Melihat banyaknya afiliasi yang dimiliki individu, ketika isu agama digunakan dalam politik merebak, sangat wajar jika dalam masyarakat reaksinya beragam, bahkan dari kelompok pemeluk agama yang sama. Keragaman reaksi menimbulkan rasa tidak nyaman di masyarakat apalagi jika sampai timbul dikotomi dalam keberpihakan politik. Ketika rasa tidak nyaman merebak sampai menimbulkan konflik, agama yang dianggap sebagai sumbernya didorong untuk menyingkir dari dunia politik. 

Objektivikasi Islam

Prof. Dr. Kuntowijoyo dalam bukunya Identitas Politik Umat Islam menyatakan bahwa di era demokrasi, Islam membutuhkan “jurus baru” untuk bisa menjalankan ajaran-ajarannya secara menyeluruh. Jurus baru tersebut adalah mengubah pandangan Islam yang ideologis menjadi ilmu, yang sifatnya subjektif menjadi objektif. Ideologi-ideologi menurut Kuntowijoyo terlalu kaku dalam menghadapi kenyataan (realitas objektif). Marhaenisme mengalami kesulitan dalam menghadapi tumbuhnya kelas menengah dan kelas atas. Komunisme tidak mampu menanggulangi ambruknya sistem ekonomi komando. Islam pun terus-menerus ditantang oleh kenyataan atas kemajemukan umat.

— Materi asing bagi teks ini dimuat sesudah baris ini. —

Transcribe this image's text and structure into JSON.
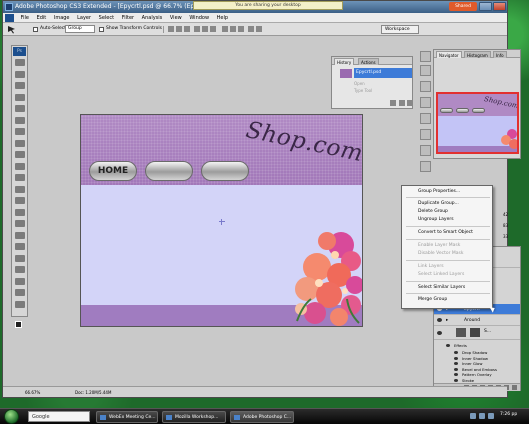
{
  "window": {
    "title": "Adobe Photoshop CS3 Extended - [Epycrtl.psd @ 66.7% (Epycrtl, RGB/8)]",
    "sharing_notice": "You are sharing your desktop",
    "shared_button": "Shared"
  },
  "menu": [
    "File",
    "Edit",
    "Image",
    "Layer",
    "Select",
    "Filter",
    "Analysis",
    "View",
    "Window",
    "Help"
  ],
  "options_bar": {
    "auto_select_label": "Auto-Select:",
    "auto_select_value": "Group",
    "show_transform_label": "Show Transform Controls",
    "workspace_label": "Workspace"
  },
  "tools": {
    "badge": "Ps",
    "icons": [
      "move-tool-icon",
      "marquee-tool-icon",
      "lasso-tool-icon",
      "quick-select-tool-icon",
      "crop-tool-icon",
      "eyedropper-tool-icon",
      "healing-tool-icon",
      "brush-tool-icon",
      "stamp-tool-icon",
      "history-brush-icon",
      "eraser-tool-icon",
      "gradient-tool-icon",
      "blur-tool-icon",
      "dodge-tool-icon",
      "pen-tool-icon",
      "type-tool-icon",
      "path-select-icon",
      "shape-tool-icon",
      "notes-tool-icon",
      "3d-tool-icon",
      "hand-tool-icon",
      "zoom-tool-icon"
    ]
  },
  "document": {
    "logo_text": "Shop.com",
    "home_button": "HOME"
  },
  "status": {
    "zoom": "66.67%",
    "doc_size": "Doc: 1.20M/5.44M"
  },
  "history_panel": {
    "tabs": [
      "History",
      "Actions"
    ],
    "selected_item": "Epycrtl.psd",
    "rows": [
      "Open",
      "Type Tool"
    ]
  },
  "navigator": {
    "tabs": [
      "Navigator",
      "Histogram",
      "Info"
    ],
    "thumb_logo": "Shop.com"
  },
  "layers": {
    "rows": [
      "Epycrtl",
      "Around",
      "S..."
    ],
    "effects_header": "Effects",
    "effects": [
      "Drop Shadow",
      "Inner Shadow",
      "Inner Glow",
      "Bevel and Emboss",
      "Pattern Overlay",
      "Stroke"
    ],
    "swatch_values": [
      "42",
      "83",
      "33"
    ]
  },
  "context_menu": {
    "items": [
      {
        "label": "Group Properties...",
        "disabled": false
      },
      {
        "label": "Duplicate Group...",
        "disabled": false
      },
      {
        "label": "Delete Group",
        "disabled": false
      },
      {
        "label": "Ungroup Layers",
        "disabled": false
      },
      {
        "label": "Convert to Smart Object",
        "disabled": false
      },
      {
        "label": "Enable Layer Mask",
        "disabled": true
      },
      {
        "label": "Disable Vector Mask",
        "disabled": true
      },
      {
        "label": "Link Layers",
        "disabled": true
      },
      {
        "label": "Select Linked Layers",
        "disabled": true
      },
      {
        "label": "Select Similar Layers",
        "disabled": false
      },
      {
        "label": "Merge Group",
        "disabled": false
      }
    ]
  },
  "taskbar": {
    "search": "Google",
    "buttons": [
      "WebEx Meeting Ce...",
      "Mozilla Workshop...",
      "Adobe Photoshop C..."
    ],
    "clock": "7:26 pp"
  },
  "colors": {
    "header_purple": "#b08ac4",
    "body_lavender": "#c3c4f6",
    "selection_blue": "#3d7bd8",
    "navigator_frame": "#e23030"
  }
}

Umat yang majemuk beserta masing-masing afiliasinya menciptakan kepentingan yang berbeda sehingga perlu diakomodasi dengan cara yang berbeda pula.  Umat yang berada di golongan ekonomi menengah ke atas dan mendapatkan kesempatan atas pendidikan yang tinggi barangkali bisa dirangkul dengan pendekatan isu-isu yang substansial (politics of the abstract) seperti hukum dan akhlak. Namun bagi kelompok umat yang berada di bawah akan lebih tertarik pada hal-hal yang konkret (politics of the concretes) seperti isu pembangunan.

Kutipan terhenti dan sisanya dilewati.